Omega 3s may help people with OSA. The ability of omega 3s to reduce inflammation may make these fatty acids especially helpful to people with obstructive sleep apnea. Research has shown that low levels of the omega 3 DHA are associated with greater severity of OSA, and that increasing levels of DHA reduce the risks for severe sleep apnea. We don’t have enough research to know yet, but scientists are exploring a causal link between omega 3 deficiency and the onset of obstructive sleep apnea. And the anti-inflammatory abilities of omega 3s may help to improve cardiovascular function and reduce the risks for cardiovascular problems in people with obstructive sleep apnea. (Remember, cardiovascular disease is a serious risk associated with obstructive sleep apnea.)
Omega 3s may aid sleep during pregnancy. Recent research showed a significant link between low levels of DHA and poor sleep in pregnant women. Scientists found the association between low DHA and poor sleep extended to include higher inflammation and shorter lengths of gestation. Omega 3 fatty acids have been identified by scientists as critically important to fetal development, particularly to the development of the brain and central nervous system.
The benefits of omega 3s during pregnancy don’t only include mom, but the baby as well: studies show greater consumption of DHA during pregnancy is linked to stronger sleep patterns in newborns.
Omega 3s are linked to better sleep in children. A growing body of research indicates the benefits of omega 3 fatty acids to children’s sleep. A 2014 study showed children who received supplemental omega 3 fatty acids slept almost an additional hour per night and woke up an average of seven fewer times throughout their night’s sleep. A 2017 study of children ages 9-11 found frequent omega 3-rich fish consumption was linked to both improved sleep quality and higher IQ scores. As I mentioned above, children who are exposed to greater amounts of the omega 3 DHA in utero sleep better during infancy.

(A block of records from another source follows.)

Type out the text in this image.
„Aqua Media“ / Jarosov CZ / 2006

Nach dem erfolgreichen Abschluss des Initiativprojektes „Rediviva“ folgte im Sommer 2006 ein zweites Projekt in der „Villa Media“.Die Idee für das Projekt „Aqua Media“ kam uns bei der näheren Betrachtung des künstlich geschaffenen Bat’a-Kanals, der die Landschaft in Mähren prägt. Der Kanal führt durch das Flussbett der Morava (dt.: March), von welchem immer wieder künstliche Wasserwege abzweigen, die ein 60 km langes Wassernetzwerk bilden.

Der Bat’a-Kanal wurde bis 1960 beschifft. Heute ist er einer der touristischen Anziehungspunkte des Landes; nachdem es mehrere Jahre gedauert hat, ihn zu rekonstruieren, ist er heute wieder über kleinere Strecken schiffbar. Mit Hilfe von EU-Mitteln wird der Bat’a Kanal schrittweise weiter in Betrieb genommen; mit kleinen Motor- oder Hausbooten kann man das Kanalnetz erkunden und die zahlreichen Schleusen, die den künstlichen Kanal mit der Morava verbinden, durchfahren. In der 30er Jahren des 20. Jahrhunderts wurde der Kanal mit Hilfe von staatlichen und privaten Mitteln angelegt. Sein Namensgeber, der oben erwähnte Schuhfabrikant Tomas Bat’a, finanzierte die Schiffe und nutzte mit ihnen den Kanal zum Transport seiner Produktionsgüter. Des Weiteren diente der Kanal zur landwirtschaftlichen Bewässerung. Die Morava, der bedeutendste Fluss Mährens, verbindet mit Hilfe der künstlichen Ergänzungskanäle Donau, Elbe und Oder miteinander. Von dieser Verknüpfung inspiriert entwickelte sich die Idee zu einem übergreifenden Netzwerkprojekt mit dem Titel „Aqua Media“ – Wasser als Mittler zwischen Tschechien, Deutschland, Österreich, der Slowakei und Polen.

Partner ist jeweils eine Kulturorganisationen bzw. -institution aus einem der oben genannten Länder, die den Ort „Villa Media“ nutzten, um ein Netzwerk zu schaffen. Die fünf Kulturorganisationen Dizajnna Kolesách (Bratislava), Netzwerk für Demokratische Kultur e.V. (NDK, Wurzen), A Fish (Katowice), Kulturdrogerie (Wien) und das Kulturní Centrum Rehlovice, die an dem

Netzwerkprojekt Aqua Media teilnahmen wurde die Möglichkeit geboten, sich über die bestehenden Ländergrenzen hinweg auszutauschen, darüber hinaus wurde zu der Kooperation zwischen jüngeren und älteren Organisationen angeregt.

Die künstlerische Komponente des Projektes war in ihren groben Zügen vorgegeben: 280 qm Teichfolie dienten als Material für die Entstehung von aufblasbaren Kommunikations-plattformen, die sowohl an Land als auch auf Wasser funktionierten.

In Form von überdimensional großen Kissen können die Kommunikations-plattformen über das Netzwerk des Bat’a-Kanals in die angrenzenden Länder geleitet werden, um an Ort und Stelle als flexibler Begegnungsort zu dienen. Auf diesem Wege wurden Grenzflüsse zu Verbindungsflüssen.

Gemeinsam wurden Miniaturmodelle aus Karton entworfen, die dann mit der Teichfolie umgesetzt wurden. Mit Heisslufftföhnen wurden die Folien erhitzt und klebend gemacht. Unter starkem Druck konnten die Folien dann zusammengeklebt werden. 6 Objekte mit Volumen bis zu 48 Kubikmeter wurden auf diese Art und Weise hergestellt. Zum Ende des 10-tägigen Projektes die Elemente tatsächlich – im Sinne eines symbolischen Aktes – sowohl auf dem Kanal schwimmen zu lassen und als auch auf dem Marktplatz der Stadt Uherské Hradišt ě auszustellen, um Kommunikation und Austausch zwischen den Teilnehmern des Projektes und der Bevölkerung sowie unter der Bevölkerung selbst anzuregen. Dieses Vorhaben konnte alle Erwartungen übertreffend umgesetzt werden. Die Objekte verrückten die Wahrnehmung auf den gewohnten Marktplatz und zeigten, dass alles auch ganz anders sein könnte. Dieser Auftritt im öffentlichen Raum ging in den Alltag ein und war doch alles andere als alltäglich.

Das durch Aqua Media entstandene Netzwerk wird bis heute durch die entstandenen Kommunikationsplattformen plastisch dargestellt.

Omega 3s are essential to cognitive health at every age. From before birth to older age, omega 3s appear to have a critical role to play in supporting cognitive development and health, and guarding against cognitive decline and some neurodegenerative diseases. In addition to improving sleep, higher levels of maternal omega 3s during pregnancy are linked to better cognitive development in young children, including stronger language skills, IQ, and visual motor skills. In teens, omega 3 intake is linked to better academic performance and better overall cognitive performance, including a stronger vocabulary. Science indicates that consumption of omega 3s early in life and in adulthood also affects brain function related to behavior and mood, with higher levels of omega 3s perhaps resulting in less aggression and hostility.
And more consumption of omega 3s during middle and older age appear to protect us against cognitive decline and dementia. One study showed people who fell in the top 25 percent of DHA levels, as measured in blood tests, had a 47 percent lower risk of developing dementia.
The brain and other health benefits on their own are enough to make omega 3 foods a priority in your diet. Add the prospect of better sleep to the mix, and it’s an even better idea.